Longhorn Node Maintenance Guideline
Article Number: 000021085
Environment
- SUSE Storage 1.4+
Situation
This instruction describes how to handle planned node maintenance.
Resolution
These are the steps needed to shut down all volumes without having to modify the scale of the end user/application deployments in the cluster.
- Cordon the node. Longhorn will automatically disable node scheduling when a Kubernetes node is cordoned.
-
Drain the node to move the workload to another node. You will need to use any of the following documentation for the respective commands, depending on the version:
-
For Longhorn before 1.4.x (doc)
- For Longhorn 1.4.x+ (doc) - the drain command has been simplified
This will evict the workloads from the draining node.
- The replica processes on the node will be stopped at this stage.
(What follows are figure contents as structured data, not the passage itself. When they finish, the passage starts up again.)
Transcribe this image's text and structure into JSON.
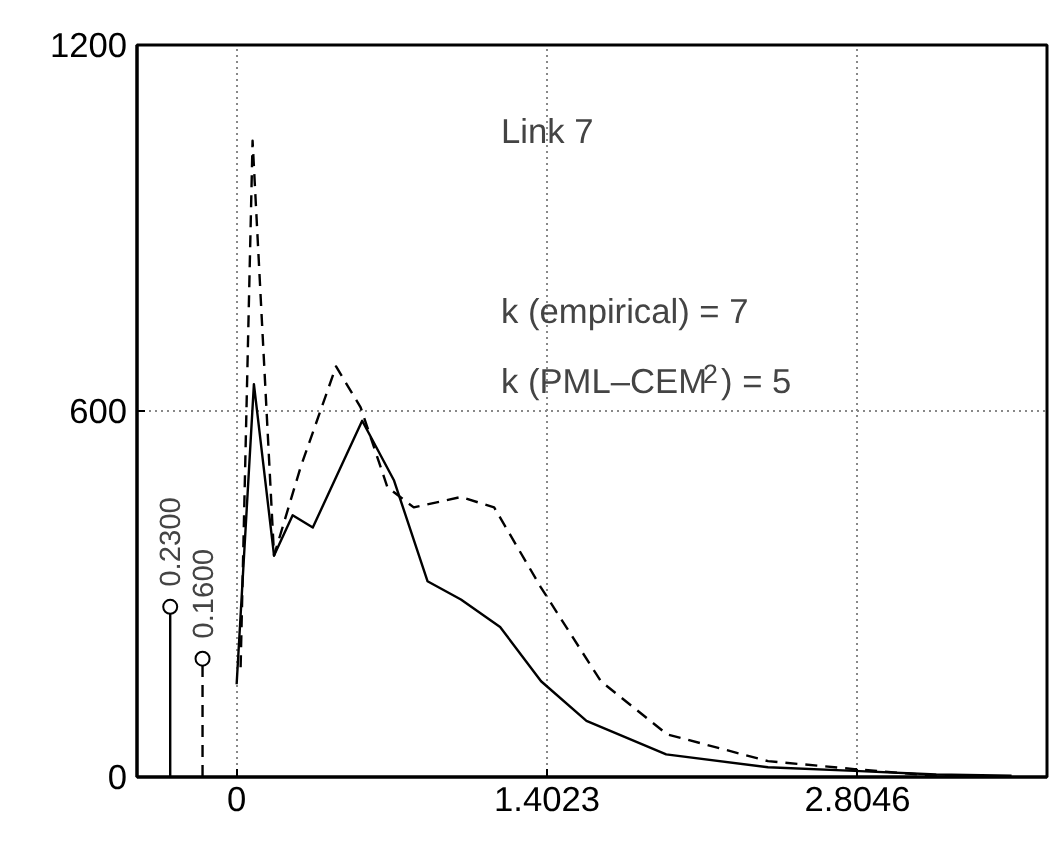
{
  "chart_data": {
    "type": "line",
    "xlim": [
      -0.45,
      3.66
    ],
    "ylim": [
      0,
      1200
    ],
    "xticks": [
      0,
      1.4023,
      2.8046
    ],
    "yticks": [
      0,
      600,
      1200
    ],
    "grid": true,
    "annotations": [
      "Link 7",
      "k (empirical) = 7",
      "k (PML–CEM$^{2}$) = 5",
      {
        "text": "0.2300",
        "x": -0.3,
        "y": 279
      },
      {
        "text": "0.1600",
        "x": -0.154,
        "y": 194
      }
    ],
    "series": [
      {
        "color": "#000000",
        "line_style": "solid",
        "x": [
          0.0,
          0.078,
          0.169,
          0.253,
          0.344,
          0.567,
          0.711,
          0.862,
          1.013,
          1.19,
          1.375,
          1.58,
          1.94,
          2.4,
          2.79,
          3.16,
          3.5
        ],
        "values": [
          152,
          644,
          363,
          429,
          409,
          584,
          486,
          321,
          291,
          246,
          157,
          92,
          37,
          16,
          10,
          4,
          2
        ]
      },
      {
        "color": "#000000",
        "line_style": "dashed",
        "x": [
          0.018,
          0.072,
          0.169,
          0.289,
          0.449,
          0.56,
          0.681,
          0.8,
          1.013,
          1.163,
          1.374,
          1.645,
          1.944,
          2.4,
          2.79,
          3.12,
          3.4
        ],
        "values": [
          180,
          1043,
          363,
          508,
          673,
          606,
          475,
          442,
          459,
          442,
          311,
          157,
          70,
          26,
          13,
          3,
          1
        ]
      },
      {
        "type": "lollipop",
        "color": "#000000",
        "line_style": "solid",
        "marker": "circle",
        "x": [
          -0.3
        ],
        "values": [
          279
        ]
      },
      {
        "type": "lollipop",
        "color": "#000000",
        "line_style": "dashed",
        "marker": "circle",
        "x": [
          -0.154
        ],
        "values": [
          194
        ]
      }
    ]
  }
}
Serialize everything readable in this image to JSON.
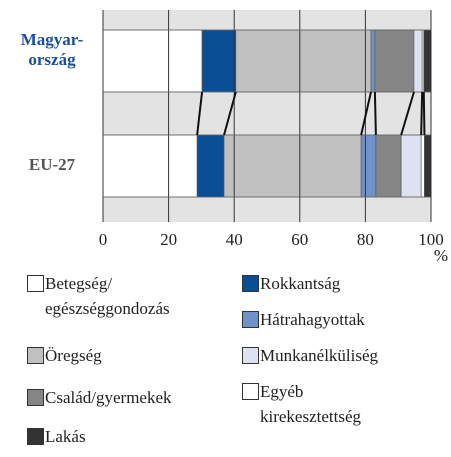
{
  "chart_data": {
    "type": "stacked-bar-horizontal",
    "categories": [
      "Magyar-\nország",
      "EU-27"
    ],
    "category_colors": [
      "#1a4f9c",
      "#555555"
    ],
    "xlim": [
      0,
      100
    ],
    "xticks": [
      0,
      20,
      40,
      60,
      80,
      100
    ],
    "x_unit": "%",
    "series": [
      {
        "name": "Betegség/\negészséggondozás",
        "color": "#ffffff",
        "values": [
          30.2,
          28.7
        ]
      },
      {
        "name": "Rokkantság",
        "color": "#0a4f96",
        "values": [
          10.3,
          8.2
        ]
      },
      {
        "name": "Öregség",
        "color": "#c0c0c0",
        "values": [
          41.2,
          41.8
        ]
      },
      {
        "name": "Hátrahagyottak",
        "color": "#6f93c8",
        "values": [
          1.2,
          4.5
        ]
      },
      {
        "name": "Család/gyermekek",
        "color": "#858585",
        "values": [
          11.9,
          7.7
        ]
      },
      {
        "name": "Munkanélküliség",
        "color": "#dde1f0",
        "values": [
          2.5,
          6.1
        ]
      },
      {
        "name": "Egyéb\nkirekesztettség",
        "color": "#ffffff",
        "values": [
          0.5,
          1.0
        ]
      },
      {
        "name": "Lakás",
        "color": "#333333",
        "values": [
          2.2,
          2.0
        ]
      }
    ]
  }
}
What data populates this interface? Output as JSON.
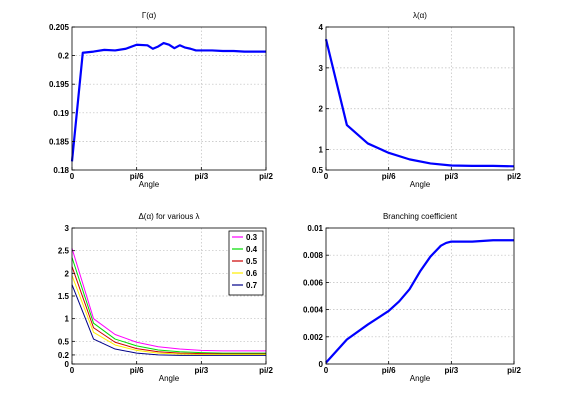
{
  "chart_data": [
    {
      "type": "line",
      "title": "Γ(α)",
      "xlabel": "Angle",
      "ylabel": "",
      "xlim": [
        0,
        1.5708
      ],
      "ylim": [
        0.18,
        0.205
      ],
      "x_ticks": [
        {
          "v": 0,
          "label": "0"
        },
        {
          "v": 0.5236,
          "label": "pi/6"
        },
        {
          "v": 1.0472,
          "label": "pi/3"
        },
        {
          "v": 1.5708,
          "label": "pi/2"
        }
      ],
      "y_ticks": [
        {
          "v": 0.18,
          "label": "0.18"
        },
        {
          "v": 0.185,
          "label": "0.185"
        },
        {
          "v": 0.19,
          "label": "0.19"
        },
        {
          "v": 0.195,
          "label": "0.195"
        },
        {
          "v": 0.2,
          "label": "0.2"
        },
        {
          "v": 0.205,
          "label": "0.205"
        }
      ],
      "grid": true,
      "series": [
        {
          "color": "#0000ff",
          "width": 2.2,
          "x": [
            0,
            0.0873,
            0.1745,
            0.2618,
            0.3491,
            0.4363,
            0.5236,
            0.6109,
            0.6545,
            0.6981,
            0.7418,
            0.7854,
            0.829,
            0.8727,
            0.9163,
            0.9599,
            1.0036,
            1.0472,
            1.1345,
            1.2217,
            1.309,
            1.3963,
            1.4835,
            1.5708
          ],
          "y": [
            0.1815,
            0.2005,
            0.2007,
            0.201,
            0.2009,
            0.2012,
            0.2019,
            0.2018,
            0.2012,
            0.2016,
            0.2022,
            0.2019,
            0.2013,
            0.2018,
            0.2014,
            0.2012,
            0.2009,
            0.2009,
            0.2009,
            0.2008,
            0.2008,
            0.2007,
            0.2007,
            0.2007
          ]
        }
      ]
    },
    {
      "type": "line",
      "title": "λ(α)",
      "xlabel": "Angle",
      "ylabel": "",
      "xlim": [
        0,
        1.5708
      ],
      "ylim": [
        0.5,
        4
      ],
      "x_ticks": [
        {
          "v": 0,
          "label": "0"
        },
        {
          "v": 0.5236,
          "label": "pi/6"
        },
        {
          "v": 1.0472,
          "label": "pi/3"
        },
        {
          "v": 1.5708,
          "label": "pi/2"
        }
      ],
      "y_ticks": [
        {
          "v": 0.5,
          "label": "0.5"
        },
        {
          "v": 1,
          "label": "1"
        },
        {
          "v": 2,
          "label": "2"
        },
        {
          "v": 3,
          "label": "3"
        },
        {
          "v": 4,
          "label": "4"
        }
      ],
      "grid": true,
      "series": [
        {
          "color": "#0000ff",
          "width": 2.2,
          "x": [
            0,
            0.1745,
            0.349,
            0.5236,
            0.6981,
            0.8727,
            1.0472,
            1.2217,
            1.3963,
            1.5708
          ],
          "y": [
            3.7,
            1.6,
            1.15,
            0.92,
            0.76,
            0.66,
            0.61,
            0.6,
            0.6,
            0.59
          ]
        }
      ]
    },
    {
      "type": "line",
      "title": "Δ(α) for various λ",
      "xlabel": "Angle",
      "ylabel": "",
      "xlim": [
        0,
        1.5708
      ],
      "ylim": [
        0,
        3
      ],
      "x_ticks": [
        {
          "v": 0,
          "label": "0"
        },
        {
          "v": 0.5236,
          "label": "pi/6"
        },
        {
          "v": 1.0472,
          "label": "pi/3"
        },
        {
          "v": 1.5708,
          "label": "pi/2"
        }
      ],
      "y_ticks": [
        {
          "v": 0,
          "label": "0"
        },
        {
          "v": 0.2,
          "label": "0.2"
        },
        {
          "v": 0.5,
          "label": "0.5"
        },
        {
          "v": 1,
          "label": "1"
        },
        {
          "v": 1.5,
          "label": "1.5"
        },
        {
          "v": 2,
          "label": "2"
        },
        {
          "v": 2.5,
          "label": "2.5"
        },
        {
          "v": 3,
          "label": "3"
        }
      ],
      "grid": true,
      "legend": "top-right",
      "series": [
        {
          "name": "0.3",
          "color": "#ff00ff",
          "width": 1,
          "x": [
            0,
            0.1745,
            0.349,
            0.5236,
            0.6981,
            0.8727,
            1.0472,
            1.2217,
            1.3963,
            1.5708
          ],
          "y": [
            2.55,
            1.0,
            0.65,
            0.48,
            0.38,
            0.33,
            0.3,
            0.29,
            0.29,
            0.29
          ]
        },
        {
          "name": "0.4",
          "color": "#00dd00",
          "width": 1,
          "x": [
            0,
            0.1745,
            0.349,
            0.5236,
            0.6981,
            0.8727,
            1.0472,
            1.2217,
            1.3963,
            1.5708
          ],
          "y": [
            2.35,
            0.9,
            0.55,
            0.4,
            0.31,
            0.27,
            0.25,
            0.24,
            0.24,
            0.24
          ]
        },
        {
          "name": "0.5",
          "color": "#cc0000",
          "width": 1,
          "x": [
            0,
            0.1745,
            0.349,
            0.5236,
            0.6981,
            0.8727,
            1.0472,
            1.2217,
            1.3963,
            1.5708
          ],
          "y": [
            2.15,
            0.8,
            0.48,
            0.34,
            0.27,
            0.24,
            0.23,
            0.22,
            0.22,
            0.22
          ]
        },
        {
          "name": "0.6",
          "color": "#ffee00",
          "width": 1,
          "x": [
            0,
            0.1745,
            0.349,
            0.5236,
            0.6981,
            0.8727,
            1.0472,
            1.2217,
            1.3963,
            1.5708
          ],
          "y": [
            1.95,
            0.7,
            0.42,
            0.3,
            0.24,
            0.22,
            0.21,
            0.21,
            0.21,
            0.21
          ]
        },
        {
          "name": "0.7",
          "color": "#000088",
          "width": 1,
          "x": [
            0,
            0.1745,
            0.349,
            0.5236,
            0.6981,
            0.8727,
            1.0472,
            1.2217,
            1.3963,
            1.5708
          ],
          "y": [
            1.75,
            0.55,
            0.33,
            0.24,
            0.2,
            0.19,
            0.19,
            0.19,
            0.19,
            0.19
          ]
        }
      ]
    },
    {
      "type": "line",
      "title": "Branching coefficient",
      "xlabel": "Angle",
      "ylabel": "",
      "xlim": [
        0,
        1.5708
      ],
      "ylim": [
        0,
        0.01
      ],
      "x_ticks": [
        {
          "v": 0,
          "label": "0"
        },
        {
          "v": 0.5236,
          "label": "pi/6"
        },
        {
          "v": 1.0472,
          "label": "pi/3"
        },
        {
          "v": 1.5708,
          "label": "pi/2"
        }
      ],
      "y_ticks": [
        {
          "v": 0,
          "label": "0"
        },
        {
          "v": 0.002,
          "label": "0.002"
        },
        {
          "v": 0.004,
          "label": "0.004"
        },
        {
          "v": 0.006,
          "label": "0.006"
        },
        {
          "v": 0.008,
          "label": "0.008"
        },
        {
          "v": 0.01,
          "label": "0.01"
        }
      ],
      "grid": true,
      "series": [
        {
          "color": "#0000ff",
          "width": 2.2,
          "x": [
            0,
            0.1745,
            0.349,
            0.5236,
            0.6109,
            0.6981,
            0.7854,
            0.8727,
            0.9599,
            1.0036,
            1.0472,
            1.2217,
            1.3963,
            1.5708
          ],
          "y": [
            0.0001,
            0.0018,
            0.0029,
            0.0039,
            0.0046,
            0.0055,
            0.0068,
            0.0079,
            0.0087,
            0.0089,
            0.009,
            0.009,
            0.0091,
            0.0091
          ]
        }
      ]
    }
  ]
}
Replicas on the node will be shown as
Failed
.
Note: By default, if there is one last healthy replica for a volume on the node, Longhorn will prevent the node from completing the drain operation, to protect the last replica and prevent the disruption of the workload. You can either override the behavior in the setting, or evict the replica to other nodes before draining.
- The engine processes on the node will be migrated with the Pod to other nodes.
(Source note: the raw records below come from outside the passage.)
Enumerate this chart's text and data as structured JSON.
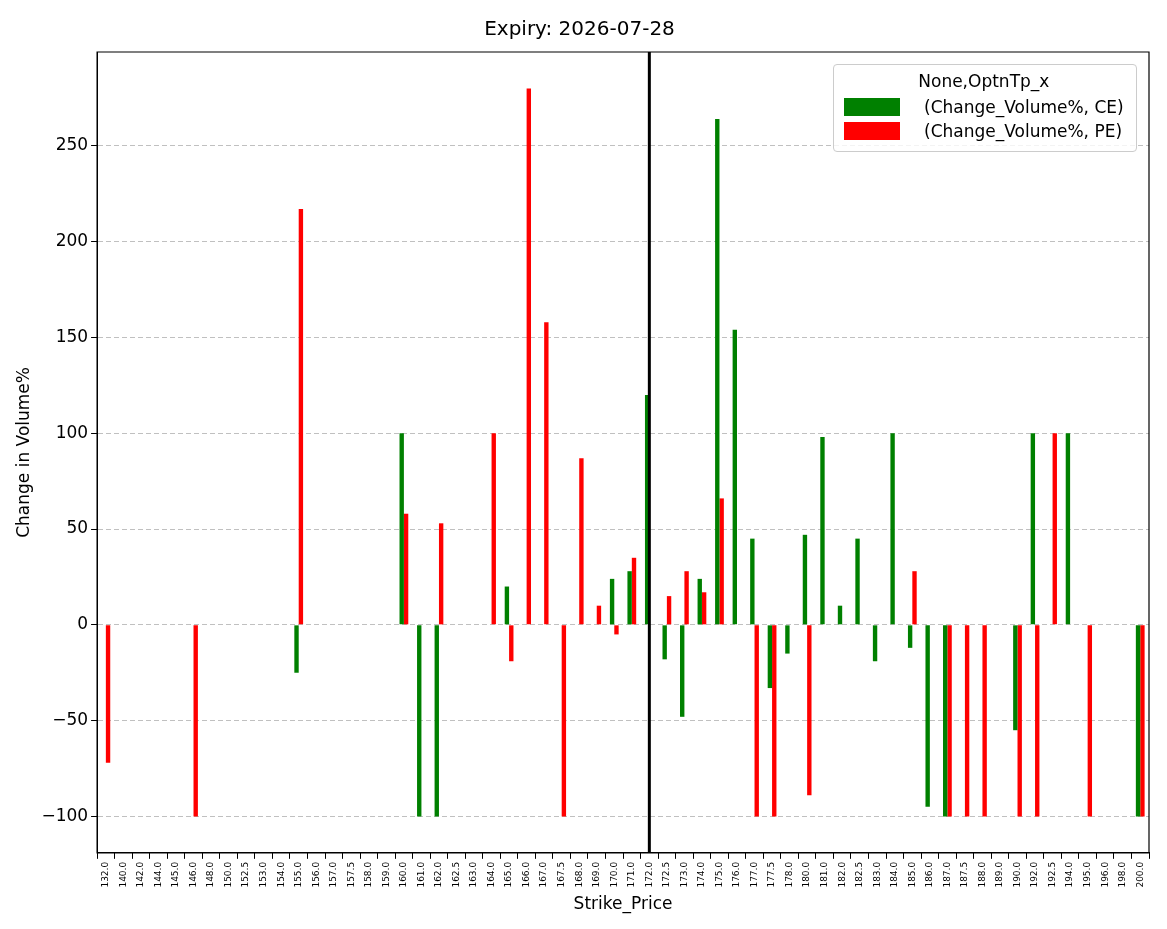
{
  "chart_data": {
    "type": "bar",
    "title": "Expiry: 2026-07-28",
    "xlabel": "Strike_Price",
    "ylabel": "Change in Volume%",
    "legend_title": "None,OptnTp_x",
    "categories": [
      "132.0",
      "140.0",
      "142.0",
      "144.0",
      "145.0",
      "146.0",
      "148.0",
      "150.0",
      "152.5",
      "153.0",
      "154.0",
      "155.0",
      "156.0",
      "157.0",
      "157.5",
      "158.0",
      "159.0",
      "160.0",
      "161.0",
      "162.0",
      "162.5",
      "163.0",
      "164.0",
      "165.0",
      "166.0",
      "167.0",
      "167.5",
      "168.0",
      "169.0",
      "170.0",
      "171.0",
      "172.0",
      "172.5",
      "173.0",
      "174.0",
      "175.0",
      "176.0",
      "177.0",
      "177.5",
      "178.0",
      "180.0",
      "181.0",
      "182.0",
      "182.5",
      "183.0",
      "184.0",
      "185.0",
      "186.0",
      "187.0",
      "187.5",
      "188.0",
      "189.0",
      "190.0",
      "192.0",
      "192.5",
      "194.0",
      "195.0",
      "196.0",
      "198.0",
      "200.0"
    ],
    "series": [
      {
        "name": "(Change_Volume%, CE)",
        "color": "#008000",
        "values": [
          null,
          null,
          null,
          null,
          null,
          null,
          null,
          null,
          null,
          null,
          null,
          -25,
          null,
          null,
          null,
          null,
          null,
          100,
          -100,
          -100,
          null,
          null,
          null,
          20,
          null,
          null,
          null,
          null,
          null,
          24,
          28,
          120,
          -18,
          -48,
          24,
          264,
          154,
          45,
          -33,
          -15,
          47,
          98,
          10,
          45,
          -19,
          100,
          -12,
          -95,
          -100,
          null,
          null,
          null,
          -55,
          100,
          null,
          100,
          null,
          null,
          null,
          -100
        ]
      },
      {
        "name": "(Change_Volume%, PE)",
        "color": "#ff0000",
        "values": [
          -72,
          null,
          null,
          null,
          null,
          -100,
          null,
          null,
          null,
          null,
          null,
          217,
          null,
          null,
          null,
          null,
          null,
          58,
          null,
          53,
          null,
          null,
          100,
          -19,
          280,
          158,
          -100,
          87,
          10,
          -5,
          35,
          null,
          15,
          28,
          17,
          66,
          null,
          -100,
          -100,
          null,
          -89,
          null,
          null,
          null,
          null,
          null,
          28,
          null,
          -100,
          -100,
          -100,
          null,
          -100,
          -100,
          100,
          null,
          -100,
          null,
          null,
          -100
        ]
      }
    ],
    "ylim": [
      -119,
      299
    ],
    "yticks": [
      {
        "value": -100,
        "label": "−100"
      },
      {
        "value": -50,
        "label": "−50"
      },
      0,
      50,
      100,
      150,
      200,
      250
    ],
    "ref_lines": [
      {
        "axis": "x",
        "value": "172.0",
        "color": "#000000"
      }
    ],
    "grid": "y",
    "legend": "top right"
  }
}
Note: If there are Longhorn volumes that are manually attached by Longhorn UI on the node, Longhorn will prevent the node from completing the drain operation, please detach these volume using Longhorn UI.
- After the
drain
is completed, there should be no engine or replica process running on the node. Two instance managers will still be running on the node, but they’re stateless and won’t cause interruption to the existing workload. - Perform the necessary maintenance, including shutting down or rebooting the node.
- Uncordon the node. Longhorn will automatically re-enable the node scheduling.
Important note 1: Always refer to the respective product documentation for clear steps and details. The KB content is only a pointer to the main aspects of the current issue being addressed.
Important note 2: Always refer to the documentation of the specific product version. Many features and functions have changed, so for the most accurate information, you have to ensure you're looking into the correct version documentation.